Molti diranno che “sì” credono nella presenza reale. Ma la fede è molto più della sola approvazione intellettuale. Ciò che crediamo non può essere separato del nostro comportamento. Se crediamo che Gesù è presente nel Santissimo Sacramento, allora ci comportiamo secondo quello che crediamo. Andiamo da Lui, ci avviciniamo a Lui, corriamo da Lui. San Paolo dice “La fede è la garanzia di ciò che si spera; la prova delle realtà che non si vedono” (Ebrei 11,1)

Se potessi vedere Gesù nel Santissimo Sacramento, Tommaso, non saresti capace di riservare un’ora ogni giorno per restare con Lui? Se potessi vederLo come Lui realmente è, non avresti L’Adorazione Perpetua nella tua parrocchia? Il mondo intero verrebbe notte e giorno a vederLo ed a stare con Lui.

Immagina cosa succederebbe se Gesù si facesse visibile nel Santissimo Sacramento. Tutto il mondo vorrebbe prendere il primo aereo dalle Filippine per arrivare nella tua parrocchia. E non direbbe Gesù a ciascuno ciò che aveva detto all’Apostolo Tommaso “Perché mi hai visto hai creduto. Beati quelli che senza vedermi hanno creduto?” (Giovanni 20,29)

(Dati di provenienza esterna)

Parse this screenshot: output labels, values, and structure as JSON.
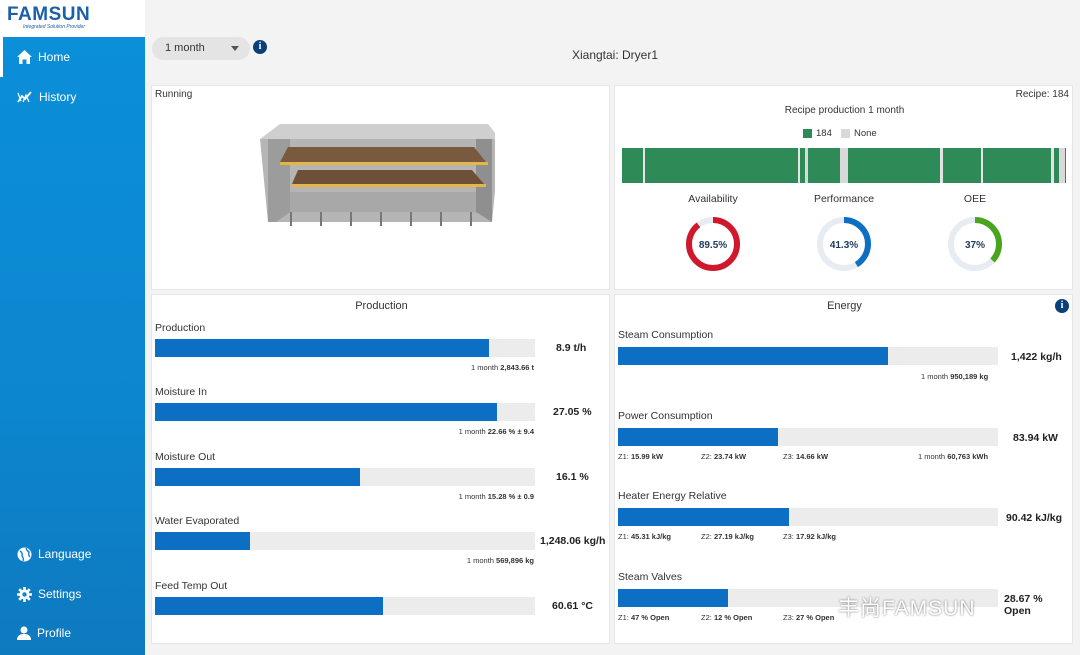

Nel Vangelo di oggi, Gesù appare a Tommaso perchè creda che Lui è Risorto. La più grande delle meraviglie del Suo amore non è la Sua apparizione; Gesù ti aspetta nel Santissimo Sacramento. Gesù ti vuole far venire da Lui per fede, per poterti chiamare “Beato” per tutta l’eternità.

Il suo amore è più del dire “Metti qui il dito e guarda le mani; accosta la mano e tocca il mio fianco. Non essere incredulo, ma credente!” (Giovanni 20,27)

Gesù nel Santissimo Sacramento è lo stesso che ha attraversato le porte chiuse e si è presentato in mezzo degli Apostoli dicendo “La pace sia con Voi”.

Quella è la pace che Gesù ci dona nelle ore sante. L’esperienza di questa pace è molto maggiore che se Gesù ti mostrasse le sue piaghe. Le piaghe non si vedono nel Santissimo Sacramento. Le Sue piaghe sono adesso la bellezza del Paradiso. Queste pieghe brillano più gloriosamente del sole. Quelle piaghe sono la fonte della Grazia.

Gesù vuole darti la pienezza della Sua Grazia, attraverso la fede. Perciò è molto meglio che non ti mostri le Sue piaghe visibilmente come all’Apostolo Tommaso, perché Lui vuole darti la Grazia invisibile di queste piaghe, con tutto il merito, tutta la gloria, la bellezza e l’amore di salvezza che da loro emana.

Con ogni ora Santa che fai, stai dicendo: Gesù “Signore mio e Dio mio” (Giovanni 20,28). E ogni volta Lui ti potrà dire: “Beato sei tu Tommaso, perchè senza vedere hai creduto”.